Subjects studied as previously described (18, 19) by the international HyperPath (Hypertensive Pathotype) consortium were included in this post hoc analysis. Only normotensive, premenopausal women in sodium balance (as described in a subsequent paragraph) were included. Subjects were excluded if they had active medical problems, were pregnant, or were taking exogenous estrogens or progestins.

Normotension was defined as seated systolic blood pressure less than 140 mm Hg and diastolic blood pressure less than 90 mm Hg measured manually with a standard mercury sphygmomanometer on three occasions. Premenopausal status was defined as having regular menstrual cycles or, where menstrual history was not available, age 45 yr or less and serum FSH level less than 20 IU/liter. The luteal phase of the menstrual cycle was defined by a serum progesterone level more than 3 ng/ml.

Protocols

Subjects were admitted to the General Clinical Research Centers (GCRCs) of the Brigham and Women’s Hospital, University of Utah Medical Center, or Vanderbilt University. The Institutional Review Boards at each site approved the protocols, and each subject provided written informed consent before enrollment.

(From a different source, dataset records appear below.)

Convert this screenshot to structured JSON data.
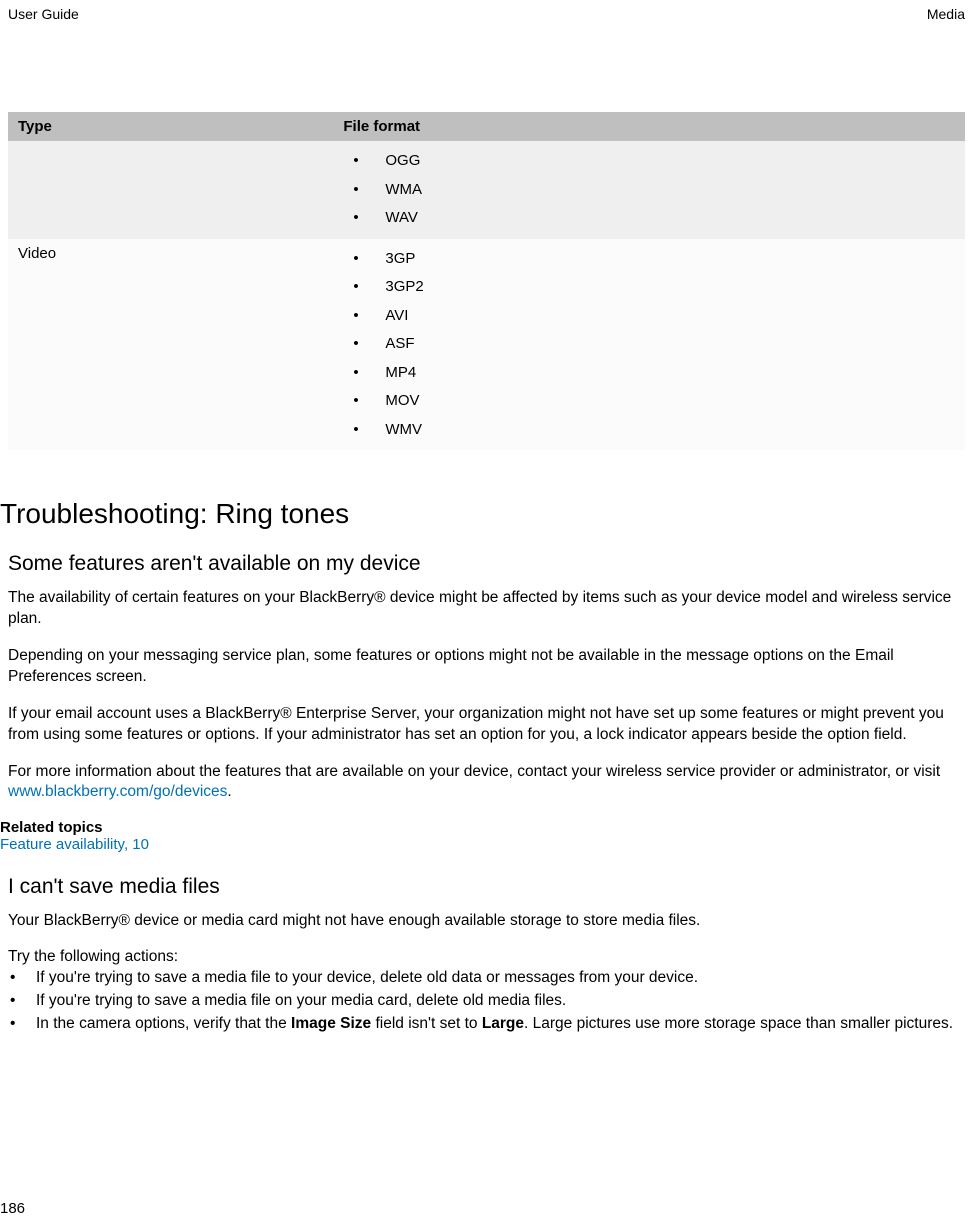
{
  "header": {
    "left": "User Guide",
    "right": "Media"
  },
  "table": {
    "headers": {
      "col1": "Type",
      "col2": "File format"
    },
    "row1": {
      "type": "",
      "formats": [
        "OGG",
        "WMA",
        "WAV"
      ]
    },
    "row2": {
      "type": "Video",
      "formats": [
        "3GP",
        "3GP2",
        "AVI",
        "ASF",
        "MP4",
        "MOV",
        "WMV"
      ]
    }
  },
  "heading1": "Troubleshooting: Ring tones",
  "section1": {
    "title": "Some features aren't available on my device",
    "p1": "The availability of certain features on your BlackBerry® device might be affected by items such as your device model and wireless service plan.",
    "p2": "Depending on your messaging service plan, some features or options might not be available in the message options on the Email Preferences screen.",
    "p3": "If your email account uses a BlackBerry® Enterprise Server, your organization might not have set up some features or might prevent you from using some features or options. If your administrator has set an option for you, a lock indicator appears beside the option field.",
    "p4_pre": "For more information about the features that are available on your device, contact your wireless service provider or administrator, or visit ",
    "p4_link": "www.blackberry.com/go/devices",
    "p4_post": ".",
    "relatedLabel": "Related topics",
    "relatedLink": "Feature availability, 10"
  },
  "section2": {
    "title": "I can't save media files",
    "p1": "Your BlackBerry® device or media card might not have enough available storage to store media files.",
    "intro": "Try the following actions:",
    "items": {
      "a": "If you're trying to save a media file to your device, delete old data or messages from your device.",
      "b": "If you're trying to save a media file on your media card, delete old media files.",
      "c_pre": "In the camera options, verify that the ",
      "c_bold1": "Image Size",
      "c_mid": " field isn't set to ",
      "c_bold2": "Large",
      "c_post": ". Large pictures use more storage space than smaller pictures."
    }
  },
  "pageNumber": "186"
}
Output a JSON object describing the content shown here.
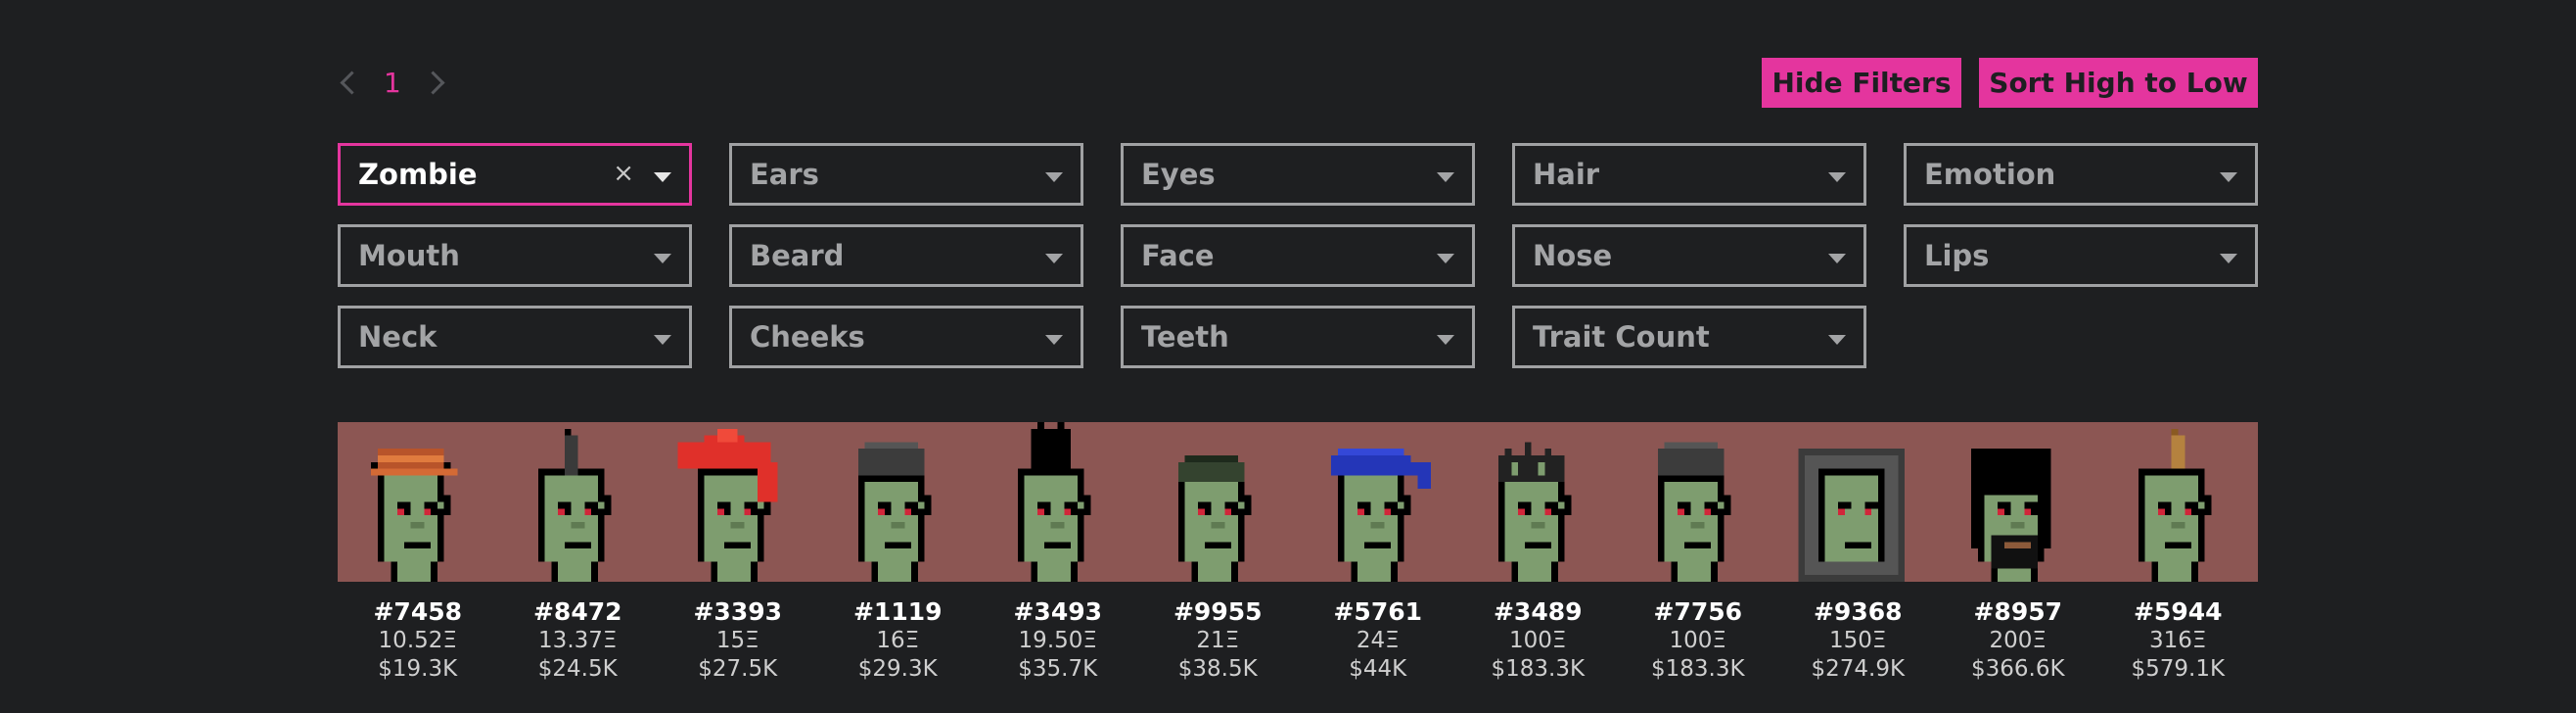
{
  "pagination": {
    "current_page": "1"
  },
  "toolbar": {
    "hide_filters": "Hide Filters",
    "sort": "Sort High to Low"
  },
  "filters": [
    {
      "label": "Zombie",
      "active": true
    },
    {
      "label": "Ears"
    },
    {
      "label": "Eyes"
    },
    {
      "label": "Hair"
    },
    {
      "label": "Emotion"
    },
    {
      "label": "Mouth"
    },
    {
      "label": "Beard"
    },
    {
      "label": "Face"
    },
    {
      "label": "Nose"
    },
    {
      "label": "Lips"
    },
    {
      "label": "Neck"
    },
    {
      "label": "Cheeks"
    },
    {
      "label": "Teeth"
    },
    {
      "label": "Trait Count"
    }
  ],
  "clear_glyph": "×",
  "colors": {
    "accent": "#e4359e",
    "background": "#1e1f21",
    "banner": "#8c5653",
    "zombie_skin": "#7e9d6f"
  },
  "items": [
    {
      "id": "#7458",
      "eth": "10.52Ξ",
      "usd": "$19.3K",
      "hat": "cap-orange"
    },
    {
      "id": "#8472",
      "eth": "13.37Ξ",
      "usd": "$24.5K",
      "hat": "mohawk-thin"
    },
    {
      "id": "#3393",
      "eth": "15Ξ",
      "usd": "$27.5K",
      "hat": "wild-red"
    },
    {
      "id": "#1119",
      "eth": "16Ξ",
      "usd": "$29.3K",
      "hat": "beanie-gray"
    },
    {
      "id": "#3493",
      "eth": "19.50Ξ",
      "usd": "$35.7K",
      "hat": "mohawk-black"
    },
    {
      "id": "#9955",
      "eth": "21Ξ",
      "usd": "$38.5K",
      "hat": "short-dark"
    },
    {
      "id": "#5761",
      "eth": "24Ξ",
      "usd": "$44K",
      "hat": "bandana-blue"
    },
    {
      "id": "#3489",
      "eth": "100Ξ",
      "usd": "$183.3K",
      "hat": "messy-dark"
    },
    {
      "id": "#7756",
      "eth": "100Ξ",
      "usd": "$183.3K",
      "hat": "beanie-gray"
    },
    {
      "id": "#9368",
      "eth": "150Ξ",
      "usd": "$274.9K",
      "hat": "hoodie"
    },
    {
      "id": "#8957",
      "eth": "200Ξ",
      "usd": "$366.6K",
      "hat": "long-black"
    },
    {
      "id": "#5944",
      "eth": "316Ξ",
      "usd": "$579.1K",
      "hat": "horn"
    }
  ]
}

As part of the original protocol, subjects were scheduled for study on low-sodium or both low- and high-sodium diets without regard for menstrual cycle phase. For the high-sodium protocol, subjects were placed on an isocaloric diet containing 200 mEq sodium and 100 mEq potassium per day for 7 d. For the low-sodium protocol, subjects were placed on an isocaloric diet containing 10 mEq sodium and 100 mEq potassium per day for 7 d. Urinary sodium, creatinine, and aldosterone excretion were measured in a 24-h urine sample collected at the end of the 7-d period. Subjects were admitted to the GCRC, and after fasting overnight and remaining recumbent for at least 6 h, blood was drawn in the supine position for aldosterone, plasma renin activity (PRA), AngII, potassium, estradiol, and progesterone measurement using an iv catheter. Subjects then received an infusion of AngII-amide (CIBA-Geigy, Summit, NJ) at 3 ng/kg·min for 50 min, delivered by an electronic infusion pump (Baxter Corporation, Deerfield, IL). Serum aldosterone was measured at the end of the infusion. Blood pressure was measured with an automatic indirect recording sphygmomanometer (Dinamap; Critikon, Inc., Tampa, FL) at baseline and then every 2 min during the AngII infusion.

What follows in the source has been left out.